Professor Auyoung is currently working on two book projects:
“Becoming Sensitive” engages perspectives from education and perceptual learning to specify how literature and literary study transform our perception, preparing us to notice features of texts and experiences with greater nuance and precision. By calling attention to aspects of literary critical expertise that tend to be left tacit and to the blind spots that come with expertise in any domain, this project works toward a more explicit and inclusive approach to the teaching of literature. It also makes a fresh case for the value of “knowing with” the arts and humanities, a form of knowledge that has long been obscured by traditional approaches to educational assessment.
“Unselfing: What We Can Ask of the Arts" explores how fiction, poetry, visual art, music, and dance create uniquely powerful but fragile experiences of connection, belonging, even transcendence.
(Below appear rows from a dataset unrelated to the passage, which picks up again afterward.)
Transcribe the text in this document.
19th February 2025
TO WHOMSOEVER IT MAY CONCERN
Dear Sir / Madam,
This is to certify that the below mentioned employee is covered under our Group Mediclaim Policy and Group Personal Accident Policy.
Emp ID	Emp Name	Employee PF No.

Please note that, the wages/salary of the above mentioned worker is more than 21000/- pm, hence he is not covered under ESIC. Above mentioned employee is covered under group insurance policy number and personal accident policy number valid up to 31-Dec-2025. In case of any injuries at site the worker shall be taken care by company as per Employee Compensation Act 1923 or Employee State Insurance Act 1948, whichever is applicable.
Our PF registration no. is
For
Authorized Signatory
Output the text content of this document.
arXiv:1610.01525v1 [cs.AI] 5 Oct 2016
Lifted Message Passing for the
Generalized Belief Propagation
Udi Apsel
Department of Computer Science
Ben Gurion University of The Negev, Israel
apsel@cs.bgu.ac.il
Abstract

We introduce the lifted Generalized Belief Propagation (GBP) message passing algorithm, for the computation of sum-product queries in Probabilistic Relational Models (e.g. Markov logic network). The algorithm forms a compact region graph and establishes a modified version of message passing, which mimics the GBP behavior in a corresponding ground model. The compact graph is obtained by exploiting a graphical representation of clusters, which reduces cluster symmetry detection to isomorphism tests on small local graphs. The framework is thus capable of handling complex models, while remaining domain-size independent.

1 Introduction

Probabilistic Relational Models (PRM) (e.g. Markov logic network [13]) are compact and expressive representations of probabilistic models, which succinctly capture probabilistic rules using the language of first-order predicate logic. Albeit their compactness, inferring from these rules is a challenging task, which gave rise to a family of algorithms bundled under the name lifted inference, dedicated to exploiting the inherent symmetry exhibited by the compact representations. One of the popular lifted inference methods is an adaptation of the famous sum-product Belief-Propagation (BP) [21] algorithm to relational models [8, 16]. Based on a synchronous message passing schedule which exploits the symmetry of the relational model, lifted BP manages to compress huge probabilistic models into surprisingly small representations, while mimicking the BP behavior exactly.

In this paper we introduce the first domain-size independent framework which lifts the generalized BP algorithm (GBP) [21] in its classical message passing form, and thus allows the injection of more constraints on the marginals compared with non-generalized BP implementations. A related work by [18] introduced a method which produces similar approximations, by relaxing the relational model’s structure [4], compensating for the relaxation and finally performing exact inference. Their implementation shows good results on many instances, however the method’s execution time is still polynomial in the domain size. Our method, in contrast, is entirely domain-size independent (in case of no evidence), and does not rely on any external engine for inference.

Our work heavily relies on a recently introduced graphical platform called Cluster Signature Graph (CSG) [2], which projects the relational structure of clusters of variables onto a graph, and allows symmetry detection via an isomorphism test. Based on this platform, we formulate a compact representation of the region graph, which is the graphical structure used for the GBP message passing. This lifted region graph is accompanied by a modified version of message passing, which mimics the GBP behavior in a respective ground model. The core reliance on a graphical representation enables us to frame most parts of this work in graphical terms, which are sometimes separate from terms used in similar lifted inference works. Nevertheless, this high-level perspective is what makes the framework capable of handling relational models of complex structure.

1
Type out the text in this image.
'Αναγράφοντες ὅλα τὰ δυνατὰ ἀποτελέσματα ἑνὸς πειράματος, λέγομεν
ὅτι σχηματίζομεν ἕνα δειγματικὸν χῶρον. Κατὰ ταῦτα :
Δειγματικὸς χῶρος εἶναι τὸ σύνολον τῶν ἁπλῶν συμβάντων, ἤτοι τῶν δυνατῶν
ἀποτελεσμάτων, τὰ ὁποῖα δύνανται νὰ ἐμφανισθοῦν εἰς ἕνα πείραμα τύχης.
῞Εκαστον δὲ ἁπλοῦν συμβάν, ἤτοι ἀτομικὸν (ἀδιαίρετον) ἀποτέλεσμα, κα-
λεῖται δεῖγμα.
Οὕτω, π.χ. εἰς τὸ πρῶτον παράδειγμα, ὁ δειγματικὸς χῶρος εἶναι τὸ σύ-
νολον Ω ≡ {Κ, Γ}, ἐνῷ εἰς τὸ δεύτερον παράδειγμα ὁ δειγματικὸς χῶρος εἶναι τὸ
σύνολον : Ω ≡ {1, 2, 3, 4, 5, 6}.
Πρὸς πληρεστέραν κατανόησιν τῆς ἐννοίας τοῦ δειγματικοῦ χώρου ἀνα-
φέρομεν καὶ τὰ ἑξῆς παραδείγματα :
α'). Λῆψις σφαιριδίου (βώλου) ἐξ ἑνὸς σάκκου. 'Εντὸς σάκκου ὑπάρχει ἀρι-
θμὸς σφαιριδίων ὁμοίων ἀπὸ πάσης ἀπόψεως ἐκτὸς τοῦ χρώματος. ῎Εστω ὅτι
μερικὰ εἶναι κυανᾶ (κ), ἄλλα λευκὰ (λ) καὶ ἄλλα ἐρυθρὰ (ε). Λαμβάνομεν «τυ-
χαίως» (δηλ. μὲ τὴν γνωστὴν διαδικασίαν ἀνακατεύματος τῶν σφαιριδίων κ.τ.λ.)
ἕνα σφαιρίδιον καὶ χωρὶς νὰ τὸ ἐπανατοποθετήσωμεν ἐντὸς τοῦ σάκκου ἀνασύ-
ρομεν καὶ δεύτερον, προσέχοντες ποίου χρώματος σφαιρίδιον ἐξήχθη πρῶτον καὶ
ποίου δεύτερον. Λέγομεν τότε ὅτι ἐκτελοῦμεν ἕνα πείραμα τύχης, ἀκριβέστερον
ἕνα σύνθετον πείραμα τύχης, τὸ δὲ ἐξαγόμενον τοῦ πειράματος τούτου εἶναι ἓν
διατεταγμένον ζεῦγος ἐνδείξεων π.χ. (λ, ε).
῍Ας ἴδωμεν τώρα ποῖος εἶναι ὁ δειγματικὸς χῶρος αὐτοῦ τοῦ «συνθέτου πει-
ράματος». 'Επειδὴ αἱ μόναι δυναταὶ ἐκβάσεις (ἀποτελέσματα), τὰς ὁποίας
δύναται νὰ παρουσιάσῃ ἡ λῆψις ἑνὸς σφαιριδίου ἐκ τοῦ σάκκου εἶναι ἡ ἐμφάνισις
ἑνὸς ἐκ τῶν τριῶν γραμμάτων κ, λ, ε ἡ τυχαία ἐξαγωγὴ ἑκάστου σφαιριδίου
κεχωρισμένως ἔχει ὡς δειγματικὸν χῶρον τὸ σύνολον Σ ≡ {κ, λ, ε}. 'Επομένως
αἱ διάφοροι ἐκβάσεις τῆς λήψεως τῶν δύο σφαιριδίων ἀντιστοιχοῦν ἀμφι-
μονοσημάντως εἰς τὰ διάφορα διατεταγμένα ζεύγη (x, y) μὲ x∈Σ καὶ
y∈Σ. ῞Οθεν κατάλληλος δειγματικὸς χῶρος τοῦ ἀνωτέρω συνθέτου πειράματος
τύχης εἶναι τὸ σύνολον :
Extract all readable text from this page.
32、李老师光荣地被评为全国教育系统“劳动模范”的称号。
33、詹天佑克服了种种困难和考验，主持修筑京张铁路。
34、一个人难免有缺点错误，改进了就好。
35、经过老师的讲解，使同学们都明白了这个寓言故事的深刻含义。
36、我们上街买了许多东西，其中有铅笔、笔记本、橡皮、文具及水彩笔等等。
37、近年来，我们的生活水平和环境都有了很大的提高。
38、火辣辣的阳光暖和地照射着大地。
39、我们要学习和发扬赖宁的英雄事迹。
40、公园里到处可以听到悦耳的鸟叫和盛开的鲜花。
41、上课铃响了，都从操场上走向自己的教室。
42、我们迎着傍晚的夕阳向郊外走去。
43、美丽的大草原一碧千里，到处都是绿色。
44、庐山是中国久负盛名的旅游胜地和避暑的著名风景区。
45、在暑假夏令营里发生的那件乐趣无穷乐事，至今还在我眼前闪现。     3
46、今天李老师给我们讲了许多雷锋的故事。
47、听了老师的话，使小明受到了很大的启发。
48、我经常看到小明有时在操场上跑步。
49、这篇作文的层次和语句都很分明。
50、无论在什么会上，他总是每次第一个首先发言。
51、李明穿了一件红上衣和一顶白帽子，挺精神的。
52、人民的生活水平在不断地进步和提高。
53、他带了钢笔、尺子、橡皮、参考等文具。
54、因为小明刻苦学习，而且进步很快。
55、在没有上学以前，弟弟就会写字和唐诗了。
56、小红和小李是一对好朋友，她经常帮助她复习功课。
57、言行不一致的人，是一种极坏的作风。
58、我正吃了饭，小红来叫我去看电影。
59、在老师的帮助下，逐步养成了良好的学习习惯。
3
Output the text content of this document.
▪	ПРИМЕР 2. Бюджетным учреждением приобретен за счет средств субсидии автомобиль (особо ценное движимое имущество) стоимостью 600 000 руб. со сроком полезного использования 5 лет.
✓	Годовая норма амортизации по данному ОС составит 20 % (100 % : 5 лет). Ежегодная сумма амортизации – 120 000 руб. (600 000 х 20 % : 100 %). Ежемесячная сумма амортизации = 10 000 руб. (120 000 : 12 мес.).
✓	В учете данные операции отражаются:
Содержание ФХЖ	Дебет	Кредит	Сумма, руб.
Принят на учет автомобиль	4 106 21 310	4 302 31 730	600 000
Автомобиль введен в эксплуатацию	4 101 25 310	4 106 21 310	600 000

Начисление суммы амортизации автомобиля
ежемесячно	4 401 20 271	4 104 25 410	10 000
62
It traces how the distinctive social and situational contexts in which we encounter the arts, and which artists and performers work to create, enable audiences to experience temporary forms of intimacy and solidarity unavailable in everyday life. By attending to how situational and relational contexts mediate our aesthetic emotions, “Unselfing” identifies a vital new role for aesthetic education in the twenty-first century: cultivating critical awareness of how we might continue to feel, judge, and act on behalf of others even in the absence of conditions that facilitate empathy and self-forgetfulness.